The idea for my latest print, originates from spending so much time on a computer doing ‘digital’ illustration/design in the past that I got to a point were all my work only existed in digital form, and I had very rarely created an existing piece with paint/pencil or any physical materials.

It was only when I lost almost two years worth of digital work when backing up a hard drive that I started to assess my journey into the digital! It started in the mid nineties when I was at Stockport College, I was heavily advised that computer based design was the future and that my work would be perfect to adapt digitally, I never shared this opinion and dug my heels in as one of the last existing Technophobes, continuing with traditional techniques such as paint & collage, going on to do what I consider some of my best work.

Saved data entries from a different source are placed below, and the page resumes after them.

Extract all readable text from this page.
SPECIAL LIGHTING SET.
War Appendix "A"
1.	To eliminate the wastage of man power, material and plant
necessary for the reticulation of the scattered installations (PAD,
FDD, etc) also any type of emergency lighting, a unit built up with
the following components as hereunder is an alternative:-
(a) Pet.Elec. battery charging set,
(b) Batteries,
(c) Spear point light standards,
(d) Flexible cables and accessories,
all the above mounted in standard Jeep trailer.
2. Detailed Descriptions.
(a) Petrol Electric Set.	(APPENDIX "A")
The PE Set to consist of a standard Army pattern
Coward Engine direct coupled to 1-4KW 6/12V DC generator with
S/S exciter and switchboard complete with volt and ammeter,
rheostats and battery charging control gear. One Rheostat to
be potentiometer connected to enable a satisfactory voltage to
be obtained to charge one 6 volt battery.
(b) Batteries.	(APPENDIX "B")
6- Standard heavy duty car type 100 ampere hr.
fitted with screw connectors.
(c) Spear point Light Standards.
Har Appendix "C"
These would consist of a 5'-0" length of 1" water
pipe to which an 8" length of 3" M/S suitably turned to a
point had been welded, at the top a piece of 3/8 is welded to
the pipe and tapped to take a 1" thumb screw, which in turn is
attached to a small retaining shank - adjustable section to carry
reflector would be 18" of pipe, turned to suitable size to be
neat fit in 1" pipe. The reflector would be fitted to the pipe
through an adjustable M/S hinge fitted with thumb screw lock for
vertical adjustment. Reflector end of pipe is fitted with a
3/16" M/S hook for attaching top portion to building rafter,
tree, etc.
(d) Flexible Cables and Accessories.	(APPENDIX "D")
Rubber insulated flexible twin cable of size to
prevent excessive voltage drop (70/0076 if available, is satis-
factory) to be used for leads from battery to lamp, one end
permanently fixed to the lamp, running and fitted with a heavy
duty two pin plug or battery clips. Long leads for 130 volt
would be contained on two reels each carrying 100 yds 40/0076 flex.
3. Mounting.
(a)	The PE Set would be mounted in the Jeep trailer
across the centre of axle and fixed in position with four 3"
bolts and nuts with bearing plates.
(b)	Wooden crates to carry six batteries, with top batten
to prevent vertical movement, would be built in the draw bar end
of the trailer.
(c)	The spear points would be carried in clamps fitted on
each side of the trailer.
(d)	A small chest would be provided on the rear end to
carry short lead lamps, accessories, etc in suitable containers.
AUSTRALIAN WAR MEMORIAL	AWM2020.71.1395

It was only whilst studying at Liverpool John Moores that I started to use Mac’s within my work as a tool, but before too long the technology had started to dominate my work and even more recently what felt like my whole life! It was only when I started in the screen print studio that I knew I had to make a change, I needed to rediscover and reignite my love for the ‘analogue’ world.

My latest series of prints consists of two musicians and two artists, who are all a source of lasting inspiration and have had a huge influence on my work. At first glance John Lennon and Bob Marley may seem like pretty obvious iconic subjects to align myself with and you’d be right, that’s why I chose to feature them because of exactly those reasons, people put posters of them as ‘icons’ on their walls without even knowing or thinking about what their lasting legacies are or how they continue, but for me they have had a lasting effect on the way I think, view the world and even how I live my life.

Putting Lennon’s musical genius to one side, the reason why Lennon lives on in my mind is because of how he challenged people to make a difference by simply doing things differently and this is why to this day he is still a lasting symbol of Peace!

Bob Marley’s obvious legacy is that of a Ganja smoking Rasta, but in reality at a time when issues such as the Civil Rights Movement and racial segregation were being tackled by western artists Marley came along with a totally unique perspective. Marley sang about the struggles of blacks and Africans against oppression from the west, his music woke up a generation to the emancipation of generations of Africans and blacks due to slavery and in the process introduced reggae to the masses.

The two artists consist of Jean-Michel Basquiat AKA Samo (Samo was the street name of Jean Michel Basquiat) an 80’s artist from New York who I have banged on about many times before so I will keep it short, but as with Marley – Basquiat’s work focused on his heritage through words, symbols and mythology, it is not only his work but how he interpretated his life and heritage that shaped a huge part of how I approach my work. Barry McGee AKA Twist is another street artist, McGee is from San Francisco and represents an new era of how the graffiti movement can be interpretated to form new and exciting platforms for art, bringing the streets inside and putting the galleries outside.

Both are artist’s who were and are heavily influenced by the original street graffiti movement of seventies New York and were able to transfer this influence into galleries in a unique way, on there own terms.

The 3D or linear element of the piece is a line drawing I did in the mid 90’s after trips to Munich in ’94 and Amsterdam in ’95, were I saw graffiti styles which took the impossibilities of M.C Escher’s drawings, the 3D techniques of Cubism, but most of all Russian art movements such as Futurism and adapted them to form letter styles which looked like solid, intertwined, impossible objects.

This final 3D element was then over laid and blended with my portrait to complete the composition and idea, showing how these creative people now live on through technology and how they now traverse the analogue to digital world…Half Man, Half Robot!